Zurek encourages customers to go easy on reopening businesses. The chamber has issued signs and helpful social media posts to their members geared toward helping businesses educate their customers to be patient while they “ramp back up.” Zurek said in her “President’s Corner” column in the chamber’s Business Update monthly newsletter—distributed by this newspaper—businesses are right to be worried about their reputation because they don’t know what a lack of production could do to their long term standing in the community.

“If you haven’t already noticed, many businesses are having to reduce production. That could mean they can’t repair your car as quickly; maybe your favorite restaurant has reduced hours and entire days they’re closed,” Zurek stated. She went on to note that the cost of child care that vanished as a result of online learning and stay-at-home-orders has wrought conversations about when—or whether—to return to work.

Greatest weapon against COVID-19

Family HealthCare Network (FHCN) will continue to follow COVID-19 guidelines. In a press release last week they noted that masking will still be enforced along with social distancing policies for patients and staff.

FHCN continuing their policies beyond June 15 is no surprise. They are still a major distributor for the COVID-19 vaccine in addition to testing for Kings, Tulare and Fresno Counties.

“As a premier health care organization, our staff continue to be in the front lines of this pandemic and it remains critical that we continue to operationalize current policies to ensure the safety of our patients and staff,” Kerry Hydash, president and CEO said.

Before bowing out for the last time—barring any explosion of cases in the fall and winter—Lutz said that the vaccines are the most critical part of the strategy to quell the virus. As of Monday 180,357, doses have been administered in Tulare County.

“The variant strains will continue to emerge and gain dominance…our greatest weapon is still getting vaccinated that primes the immune system not only to beat covid quickly but increases the likelihood of mutated variant strains,” Lutz said.

Lutz expressed his gratitude to his supporting staff and said that he would be hard pressed to think of a department that did not help weather the pandemic.

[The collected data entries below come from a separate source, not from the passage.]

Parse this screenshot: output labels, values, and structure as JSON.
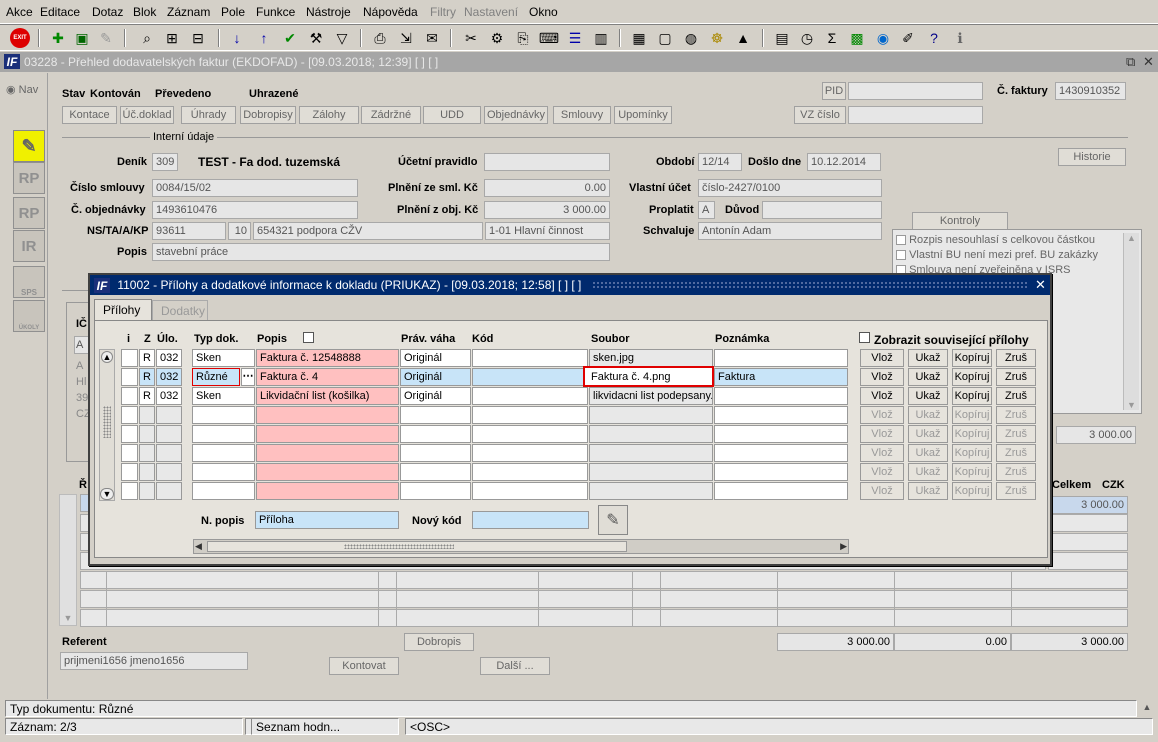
{
  "menu": [
    "Akce",
    "Editace",
    "Dotaz",
    "Blok",
    "Záznam",
    "Pole",
    "Funkce",
    "Nástroje",
    "Nápověda",
    "Filtry",
    "Nastavení",
    "Okno"
  ],
  "toolbar": {
    "exit_label": "EXIT"
  },
  "mdi": {
    "title": "03228 - Přehled dodavatelských faktur (EKDOFAD) - [09.03.2018; 12:39]  [ ]  [ ]",
    "restore": "⧉",
    "close": "✕"
  },
  "left": {
    "nav": "Nav",
    "rp1": "RP",
    "rp2": "RP",
    "ir": "IR",
    "sps": "SPS",
    "ukoly": "ÚKOLY"
  },
  "header": {
    "stav_label": "Stav",
    "stav_value": "Kontován",
    "prevedeno": "Převedeno",
    "uhrazene": "Uhrazené",
    "pid_label": "PID",
    "pid_value": "",
    "faktura_label": "Č. faktury",
    "faktura_value": "1430910352",
    "vz_label": "VZ číslo",
    "vz_value": ""
  },
  "buttons": [
    "Kontace",
    "Úč.doklad",
    "Úhrady",
    "Dobropisy",
    "Zálohy",
    "Zádržné",
    "UDD",
    "Objednávky",
    "Smlouvy",
    "Upomínky"
  ],
  "interni": "Interní údaje",
  "form": {
    "denik_label": "Deník",
    "denik_value": "309",
    "denik_name": "TEST - Fa dod. tuzemská",
    "ucetni_label": "Účetní pravidlo",
    "ucetni_value": "",
    "obdobi_label": "Období",
    "obdobi_value": "12/14",
    "doslo_label": "Došlo dne",
    "doslo_value": "10.12.2014",
    "historie": "Historie",
    "smlouvy_label": "Číslo smlouvy",
    "smlouvy_value": "0084/15/02",
    "plneni_sml_label": "Plnění ze sml. Kč",
    "plneni_sml_value": "0.00",
    "vlastni_label": "Vlastní účet",
    "vlastni_value": "číslo-2427/0100",
    "objednavky_label": "Č. objednávky",
    "objednavky_value": "1493610476",
    "plneni_obj_label": "Plnění z obj. Kč",
    "plneni_obj_value": "3 000.00",
    "proplatit_label": "Proplatit",
    "proplatit_value": "A",
    "duvod_label": "Důvod",
    "duvod_value": "",
    "ns_label": "NS/TA/A/KP",
    "ns1": "93611",
    "ns2": "10",
    "ns3": "654321 podpora CŽV",
    "ns4": "1-01 Hlavní činnost",
    "schvaluje_label": "Schvaluje",
    "schvaluje_value": "Antonín Adam",
    "popis_label": "Popis",
    "popis_value": "stavební práce"
  },
  "kontroly": {
    "title": "Kontroly",
    "items": [
      "Rozpis nesouhlasí s celkovou částkou",
      "Vlastní BU není mezi pref. BU zakázky",
      "Smlouva není zveřejněna v ISRS"
    ]
  },
  "right": {
    "amount1": "3 000.00",
    "celkem": "Celkem",
    "czk": "CZK",
    "amount2": "3 000.00"
  },
  "bottom": {
    "referent_label": "Referent",
    "referent_value": "prijmeni1656 jmeno1656",
    "dobropis": "Dobropis",
    "kontovat": "Kontovat",
    "dalsi": "Další ...",
    "sum1": "3 000.00",
    "sum2": "0.00",
    "sum3": "3 000.00"
  },
  "bg_partial": {
    "ic": "IČ",
    "r": "Ř",
    "a": "A",
    "a2": "A",
    "hl": "Hl",
    "n39": "39",
    "cz": "CZ"
  },
  "dialog": {
    "title": "11002 - Přílohy a dodatkové informace k dokladu (PRIUKAZ) - [09.03.2018; 12:58]  [ ]  [ ]",
    "close": "✕",
    "tabs": [
      "Přílohy",
      "Dodatky"
    ],
    "headers": {
      "i": "i",
      "z": "Z",
      "ulo": "Úlo.",
      "typ": "Typ dok.",
      "popis": "Popis",
      "prav": "Práv. váha",
      "kod": "Kód",
      "soubor": "Soubor",
      "poznamka": "Poznámka",
      "zobrazit": "Zobrazit související přílohy"
    },
    "rows": [
      {
        "z": "R",
        "ulo": "032",
        "typ": "Sken",
        "popis": "Faktura č. 12548888",
        "prav": "Originál",
        "kod": "",
        "soubor": "sken.jpg",
        "poznamka": ""
      },
      {
        "z": "R",
        "ulo": "032",
        "typ": "Různé",
        "popis": "Faktura č. 4",
        "prav": "Originál",
        "kod": "",
        "soubor": "Faktura č. 4.png",
        "poznamka": "Faktura"
      },
      {
        "z": "R",
        "ulo": "032",
        "typ": "Sken",
        "popis": "Likvidační list (košilka)",
        "prav": "Originál",
        "kod": "",
        "soubor": "likvidacni list podepsany.",
        "poznamka": ""
      }
    ],
    "row_buttons": [
      "Vlož",
      "Ukaž",
      "Kopíruj",
      "Zruš"
    ],
    "npopis_label": "N. popis",
    "npopis_value": "Příloha",
    "novykod_label": "Nový kód",
    "novykod_value": "",
    "highlight_color": "#e00000"
  },
  "status": {
    "typ": "Typ dokumentu: Různé",
    "zaznam": "Záznam: 2/3",
    "seznam": "Seznam hodn...",
    "osc": "<OSC>"
  }
}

District 4 board supervisor Eddie Valero said that Health and Human Services (HHS) was a steadying hand in a turbulent time for the county.

“What wasn’t nebulous, what wasn’t challenging was our HHS staff that was always consistent, was always steadfast, and was always committed at the end of the day to the people, committed to the county, and just committed in a way that allowed us to get to where we are today,” Valero said.

To go along with Valero’s comments, Lutz reported some of the chief accomplishments by the county’s contact tracers during the major surge of cases in December and January. Tulare County’s tracers exceeded the state’s performance by 20-40% during the surge.